[Training] On Device Training is not working #18168

IzanCatalan · 2023-10-30T16:31:05Z

Describe the issue

I am re-training some onnx models from ONNX Model Zoo Repo, especially Resnet50. Previously, I created the artifacts according to onnx-runtime-training-examples Repo. In my case I create them with the following code:

frozen_params = []
requires_grad = []
for init in onnx_model.graph.initializer:
    if init.name.endswith("running_mean") or init.name.endswith("running_var"):
        frozen_params.append(init.name)
    elif init.name not in frozen_params:
        requires_grad.append(init.name)

print(len(requires_grad), len(frozen_params))
print(frozen_params)
# Generate the training artifacts.
artifacts.generate_artifacts(
   onnx_model,
   requires_grad=requires_grad,
   frozen_params=frozen_params,
   loss=artifacts.LossType.CrossEntropyLoss,
   optimizer=artifacts.OptimType.AdamW,
   artifact_directory=sys.argv[2]
)

I follow the same structure train-test defined in the onnx-runtime-training-examples Repo code. In my case, I load the Imagenet train and validate dataset:

imagenet_data_train = datasets.ImageNet('/home/Imagenet', split="train", transform=transform_test)
imagenet_data_val = datasets.ImageNet('/home/Imagenet', split="val", transform=transform_test)
train_loader = torch.utils.data.DataLoader(imagenet_data_train,
                                          batch_size=8,
                                          shuffle=True,
                                          num_workers=4)

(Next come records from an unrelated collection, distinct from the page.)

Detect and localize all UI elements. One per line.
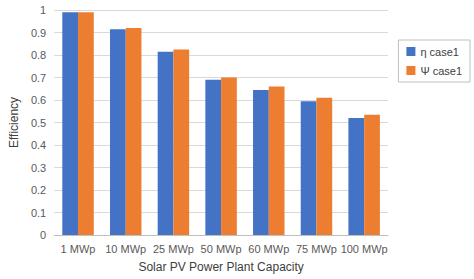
svg-text:Solar PV Power Plant Capacity: Solar PV Power Plant Capacity	[138, 260, 303, 274]
svg-text:Ψ case1: Ψ case1	[420, 65, 462, 77]
svg-text:0.8: 0.8	[31, 49, 46, 61]
svg-text:10 MWp: 10 MWp	[105, 243, 146, 255]
svg-text:η case1: η case1	[420, 46, 459, 58]
svg-text:0.9: 0.9	[31, 27, 46, 39]
svg-text:0: 0	[40, 229, 46, 241]
svg-text:75 MWp: 75 MWp	[296, 243, 337, 255]
svg-text:50 MWp: 50 MWp	[201, 243, 242, 255]
svg-text:0.2: 0.2	[31, 184, 46, 196]
svg-text:0.1: 0.1	[31, 207, 46, 219]
svg-text:25 MWp: 25 MWp	[153, 243, 194, 255]
svg-text:0.7: 0.7	[31, 72, 46, 84]
svg-text:1 MWp: 1 MWp	[61, 243, 96, 255]
svg-text:100 MWp: 100 MWp	[341, 243, 388, 255]
svg-text:0.6: 0.6	[31, 94, 46, 106]
svg-text:Efficiency: Efficiency	[7, 97, 21, 148]
svg-text:1: 1	[40, 4, 46, 16]
svg-text:60 MWp: 60 MWp	[248, 243, 289, 255]
svg-text:0.5: 0.5	[31, 117, 46, 129]
svg-text:0.3: 0.3	[31, 162, 46, 174]
svg-text:0.4: 0.4	[31, 139, 46, 151]
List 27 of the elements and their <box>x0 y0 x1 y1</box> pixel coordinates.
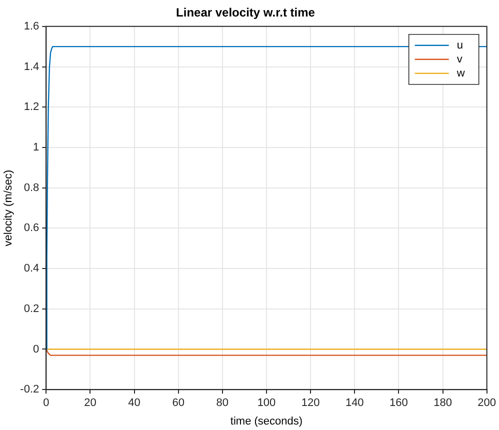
x-tick-label: 200 <box>478 397 496 410</box>
x-tick-label: 60 <box>172 397 184 410</box>
x-tick-label: 80 <box>216 397 229 410</box>
x-tick-label: 120 <box>301 397 320 410</box>
x-tick-label: 40 <box>128 397 140 410</box>
x-tick-label: 20 <box>84 397 96 410</box>
y-tick-label: 0.8 <box>24 182 40 194</box>
x-tick-label: 140 <box>345 397 364 410</box>
y-tick-label: 1.4 <box>24 60 40 73</box>
y-tick-label: 0.2 <box>24 302 40 315</box>
legend-label: w <box>456 67 465 80</box>
x-tick-label: 180 <box>434 397 452 410</box>
y-tick-label: 1 <box>33 142 40 154</box>
x-tick-label: 0 <box>43 397 50 410</box>
y-tick-label: 0.6 <box>24 222 40 234</box>
x-tick-label: 160 <box>390 397 408 410</box>
y-tick-label: -0.2 <box>20 384 40 396</box>
x-tick-label: 100 <box>257 397 276 410</box>
legend-label: u <box>456 39 463 52</box>
y-tick-label: 1.6 <box>24 20 40 32</box>
legend-label: v <box>456 53 463 66</box>
y-tick-label: 1.2 <box>24 101 40 114</box>
y-tick-label: 0.4 <box>24 262 40 275</box>
y-axis-title: velocity (m/sec) <box>2 170 15 246</box>
x-axis-title: time (seconds) <box>230 415 303 428</box>
y-tick-label: 0 <box>33 343 40 356</box>
chart-title: Linear velocity w.r.t time <box>176 6 316 20</box>
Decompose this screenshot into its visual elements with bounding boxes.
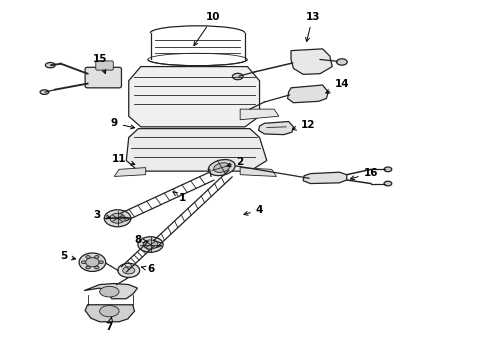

val_loader = torch.utils.data.DataLoader(imagenet_data_val,
                                          batch_size=8,
                                          shuffle=True,
                                          num_workers=4)

However, every time I try to train, the accuracy I get is much lower than the accuracy obtained in ONNX Model Zoo Repo. For example, after 20 epochs, the accuracy reached is 0.53 compared to the original accuracy, which is 0.75. I don't insert any changes or modify the weights in the process, but it surprises me the fact that if I re-train a model which previously obtained 0.75 accuracy, I can barely reach 0.53. Moreover, the first epoch only gives 0.31 accuracy.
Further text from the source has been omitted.